Forum Moderators: Robert Charlton & goodroi
Recently, a website I maintain went down, as the account was frozen, and all http requests ended in a 403 page. The reason for this is that the site is hosted on a shared host, and one evening, someone requested and downloaded (successfully), a 620Kb file 4126 times, equating to 2,500Mb of data transfer. The server was utilising 90% of its web resources for this so the provider halted it.
A few hours after I reported it, the site changed from a 403 page to its original state. I had to make some modifications to prevent mass downloading of files from a certain IP (which my isp provided).

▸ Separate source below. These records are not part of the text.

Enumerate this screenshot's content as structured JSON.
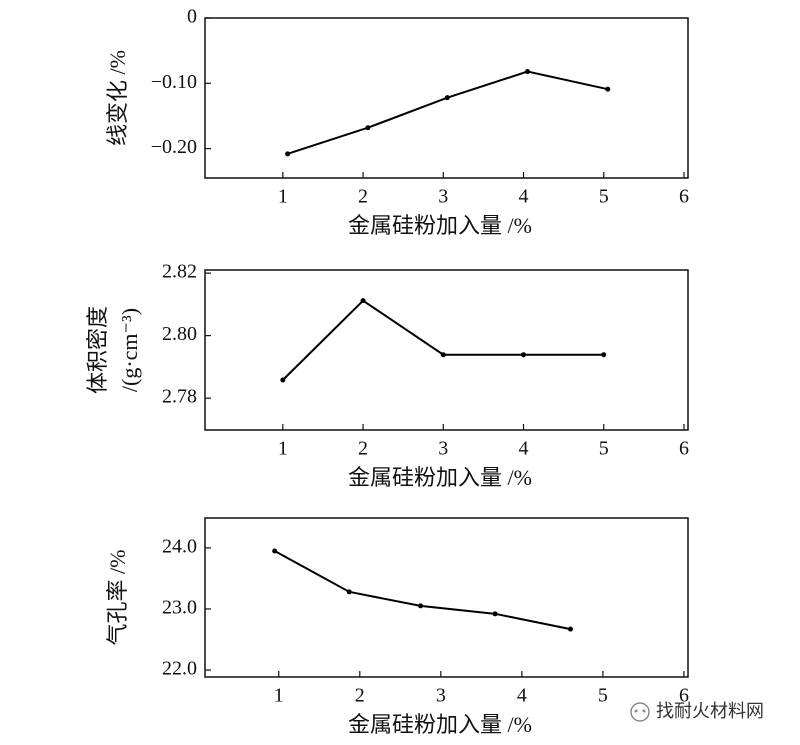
{
  "chart_data": [
    {
      "type": "line",
      "xlabel": "金属硅粉加入量 /%",
      "ylabel": [
        "线变化 /%"
      ],
      "x": [
        1.06,
        2.06,
        3.05,
        4.05,
        5.05
      ],
      "values": [
        -0.208,
        -0.168,
        -0.122,
        -0.082,
        -0.109
      ],
      "color": "#000000",
      "xlim": [
        0.03,
        6.05
      ],
      "ylim": [
        -0.245,
        0
      ],
      "xticks": [
        1,
        2,
        3,
        4,
        5,
        6
      ],
      "yticks": [
        0,
        {
          "value": -0.1,
          "label": "−0.10"
        },
        {
          "value": -0.2,
          "label": "−0.20"
        }
      ]
    },
    {
      "type": "line",
      "xlabel": "金属硅粉加入量 /%",
      "ylabel": [
        "体积密度",
        "/(g·cm⁻³)"
      ],
      "x": [
        1,
        2,
        3,
        4,
        5
      ],
      "values": [
        2.7858,
        2.8112,
        2.7939,
        2.7939,
        2.7939
      ],
      "color": "#000000",
      "xlim": [
        0.03,
        6.05
      ],
      "ylim": [
        2.7698,
        2.821
      ],
      "xticks": [
        1,
        2,
        3,
        4,
        5,
        6
      ],
      "yticks": [
        2.82,
        {
          "value": 2.8,
          "label": "2.80"
        },
        2.78
      ]
    },
    {
      "type": "line",
      "xlabel": "金属硅粉加入量 /%",
      "ylabel": [
        "气孔率 /%"
      ],
      "x": [
        0.95,
        1.87,
        2.75,
        3.67,
        4.6
      ],
      "values": [
        23.95,
        23.28,
        23.05,
        22.92,
        22.67
      ],
      "color": "#000000",
      "xlim": [
        0.09,
        6.05
      ],
      "ylim": [
        21.885,
        24.49
      ],
      "xticks": [
        1,
        2,
        3,
        4,
        5,
        6
      ],
      "yticks": [
        {
          "value": 24,
          "label": "24.0"
        },
        {
          "value": 23,
          "label": "23.0"
        },
        {
          "value": 22,
          "label": "22.0"
        }
      ]
    }
  ],
  "watermark": "找耐火材料网"
}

Whilst I was doing this I put a "site update" page up and directed customers to it using a header() command in a php file. This php file was called at the start of each page on the site so it always provided a page saying "sorry, we are currently updating our site. Please come back in an hour or so".
Since then I have checked our listings in google, and it seems to have indexed about an additional 100 pages (which normally exist) all saying "we are currently updating our site".
Now these pages are ones it has scheduled to crawl after finding their links within our site. So now what? Are they going to stay like that? If not how long for? And what do I do to prevent this happeing again?
Many thanks guys!
See my answer in this recent thread for a more complete discussion and references both to Google and w3c.org....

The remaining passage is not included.